For a guy who has spent a huge amount of time in the media spotlight, Roger Goodell has looked more like a deer in the headlights of late.

It's been sort of shocking that a man in his position with all those media advisers behind him could finally come out of hiding and conduct a press conference, only to have it turn into a trainwreck.

Goodell didn't just dodge many of the questions he was asked, he utterly ignored them. Asked specific questions about specific players, he responded with platitudes about new policies without coming close to getting specific himself.

The press conference cratered when a reporter from TMZ asked Goodell how it was possible that the NFL couldn't get the video of Ray Rice knocking out his then-fiancee when TMZ had gotten it with a single phone call. The NFL commissioner's response: "I don't know how you got the tape."

Maybe Goodell is just temperamentally incapable of dealing with the media. Maybe he's just too arrogant to understand that he can't browbeat the media — or the public — into simply accepting everything he says at face value.

I've only been in a room with Goodell once. I was one of those asking him questions a couple of months ago when he appeared at the Television Critics Association press tour to promote CBS' "Thursday Night Football."
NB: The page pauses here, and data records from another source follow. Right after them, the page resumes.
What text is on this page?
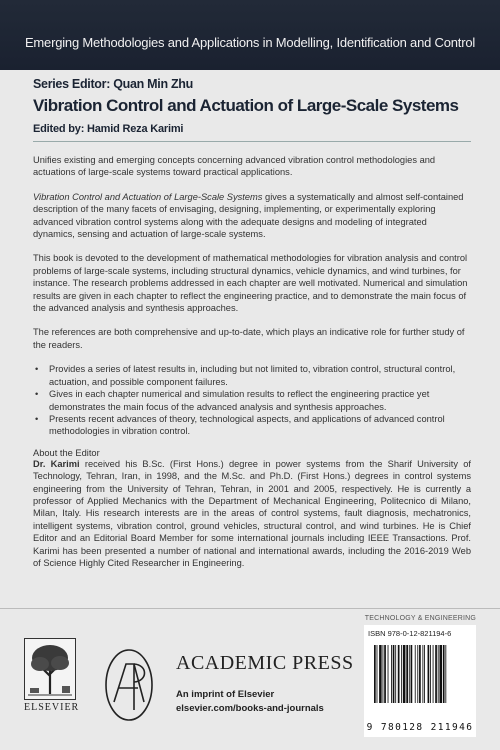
Emerging Methodologies and Applications in Modelling, Identification and Control
Series Editor: Quan Min Zhu
Vibration Control and Actuation of Large-Scale Systems
Edited by: Hamid Reza Karimi

Unifies existing and emerging concepts concerning advanced vibration control methodologies and actuations of large-scale systems toward practical applications.

Vibration Control and Actuation of Large-Scale Systems gives a systematically and almost self-contained description of the many facets of envisaging, designing, implementing, or experimentally exploring advanced vibration control systems along with the adequate designs and modeling of integrated dynamics, sensing and actuation of large-scale systems.

This book is devoted to the development of mathematical methodologies for vibration analysis and control problems of large-scale systems, including structural dynamics, vehicle dynamics, and wind turbines, for instance. The research problems addressed in each chapter are well motivated. Numerical and simulation results are given in each chapter to reflect the engineering practice, and to demonstrate the main focus of the advanced analysis and synthesis approaches.

The references are both comprehensive and up-to-date, which plays an indicative role for further study of the readers.

• Provides a series of latest results in, including but not limited to, vibration control, structural control, actuation, and possible component failures.
• Gives in each chapter numerical and simulation results to reflect the engineering practice yet demonstrates the main focus of the advanced analysis and synthesis approaches.
• Presents recent advances of theory, technological aspects, and applications of advanced control methodologies in vibration control.
About the Editor

Dr. Karimi received his B.Sc. (First Hons.) degree in power systems from the Sharif University of Technology, Tehran, Iran, in 1998, and the M.Sc. and Ph.D. (First Hons.) degrees in control systems engineering from the University of Tehran, Tehran, in 2001 and 2005, respectively. He is currently a professor of Applied Mechanics with the Department of Mechanical Engineering, Politecnico di Milano, Milan, Italy. His research interests are in the areas of control systems, fault diagnosis, mechatronics, intelligent systems, vibration control, ground vehicles, structural control, and wind turbines. He is Chief Editor and an Editorial Board Member for some international journals including IEEE Transactions. Prof. Karimi has been presented a number of national and international awards, including the 2016-2019 Web of Science Highly Cited Researcher in Engineering.

TECHNOLOGY & ENGINEERING
ISBN 978-0-12-821194-6
9 780128 211946
ELSEVIER
ACADEMIC PRESS
An imprint of Elsevier
elsevier.com/books-and-journals
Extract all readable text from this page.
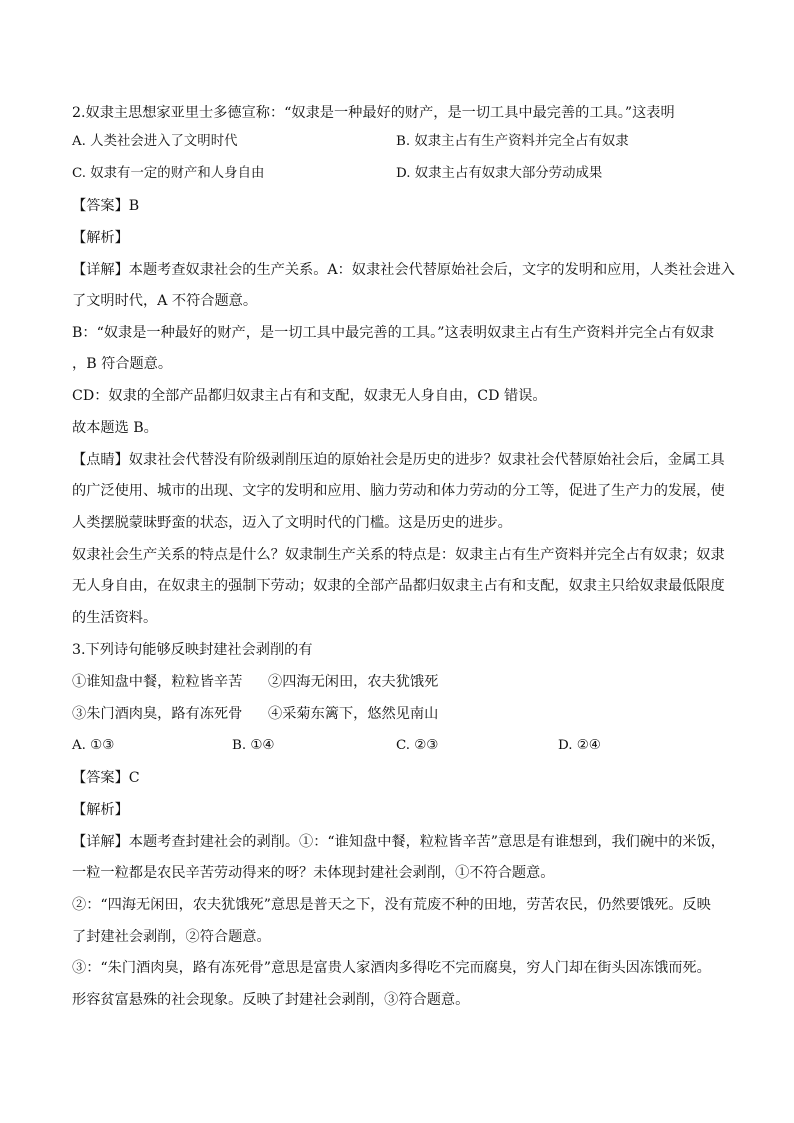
2.奴隶主思想家亚里士多德宣称：“奴隶是一种最好的财产，是一切工具中最完善的工具。”这表明
A. 人类社会进入了文明时代	B. 奴隶主占有生产资料并完全占有奴隶
C. 奴隶有一定的财产和人身自由	D. 奴隶主占有奴隶大部分劳动成果
【答案】B
【解析】
【详解】本题考查奴隶社会的生产关系。A：奴隶社会代替原始社会后，文字的发明和应用，人类社会进入
了文明时代，A 不符合题意。
B：“奴隶是一种最好的财产，是一切工具中最完善的工具。”这表明奴隶主占有生产资料并完全占有奴隶
，B 符合题意。
CD：奴隶的全部产品都归奴隶主占有和支配，奴隶无人身自由，CD 错误。
故本题选 B。
【点睛】奴隶社会代替没有阶级剥削压迫的原始社会是历史的进步？奴隶社会代替原始社会后，金属工具
的广泛使用、城市的出现、文字的发明和应用、脑力劳动和体力劳动的分工等，促进了生产力的发展，使
人类摆脱蒙昧野蛮的状态，迈入了文明时代的门槛。这是历史的进步。
奴隶社会生产关系的特点是什么？奴隶制生产关系的特点是：奴隶主占有生产资料并完全占有奴隶；奴隶
无人身自由，在奴隶主的强制下劳动；奴隶的全部产品都归奴隶主占有和支配，奴隶主只给奴隶最低限度
的生活资料。
3.下列诗句能够反映封建社会剥削的有
①谁知盘中餐，粒粒皆辛苦 ②四海无闲田，农夫犹饿死
③朱门酒肉臭，路有冻死骨 ④采菊东篱下，悠然见南山
A. ①③	B. ①④	C. ②③	D. ②④
【答案】C
【解析】
【详解】本题考查封建社会的剥削。①：“谁知盘中餐，粒粒皆辛苦”意思是有谁想到，我们碗中的米饭，
一粒一粒都是农民辛苦劳动得来的呀？未体现封建社会剥削，①不符合题意。
②：“四海无闲田，农夫犹饿死”意思是普天之下，没有荒废不种的田地，劳苦农民，仍然要饿死。反映
了封建社会剥削，②符合题意。
③：“朱门酒肉臭，路有冻死骨”意思是富贵人家酒肉多得吃不完而腐臭，穷人门却在街头因冻饿而死。
形容贫富悬殊的社会现象。反映了封建社会剥削，③符合题意。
My overwhelming impression of the NFL commissioner at the time was that he was condescending and evasive. Which didn't comes as a great surprise, because he was talking to a room full of journalists who cover TV but, for the most part, don't cover sports. (A few of us do, but not many.)

It was also a room full of people who had written about the PBS documentary "League of Denial: The NFL's Concussion Crisis" and knew more about the issue than Goodell would have liked.

The commissioner insisted that the NFL has worked hard "to make our game safer," adding, "The awareness we're bringing to concussions has been good for not only sports, but also armed services, our soldiers. So we're proud of the position we take in making sports safer."

How better to disarm your critics than to cloak yourself in patriotism? And, at the same time, ignore the information in "League of Denial" that there is no way to make helmets any safer when it comes to concussions?

Goodell then launched into a totally unrelated spiel about how kids and teens should not specialize in one sport but play multiple sports.

I thought it was just the All Powerful NFL Commissioner patronizing TV critics. I didn't realize that's how he deals with everyone.

At that infamous press conference last week, CNN/Turner Sports reporter Rachel Nichols asked Goodell how the investigation that the NFL commissioned former FBI director Robert Mueller to undertake could be independent, given that Mueller works for a law firm that has done extensive business with the NFL. A perfectly legitimate question.

Goodell went on the attack, insisting that Nichols was questioning Mueller's integrity and condescendingly talked about how there are a lot of law firms.

We learned three things from that press conference. First, Goodell genuinely doen't get it. Second, he's never going to resign.

And, third, that as long as he is the face of the NFL, there will be questions about the integrity of the league.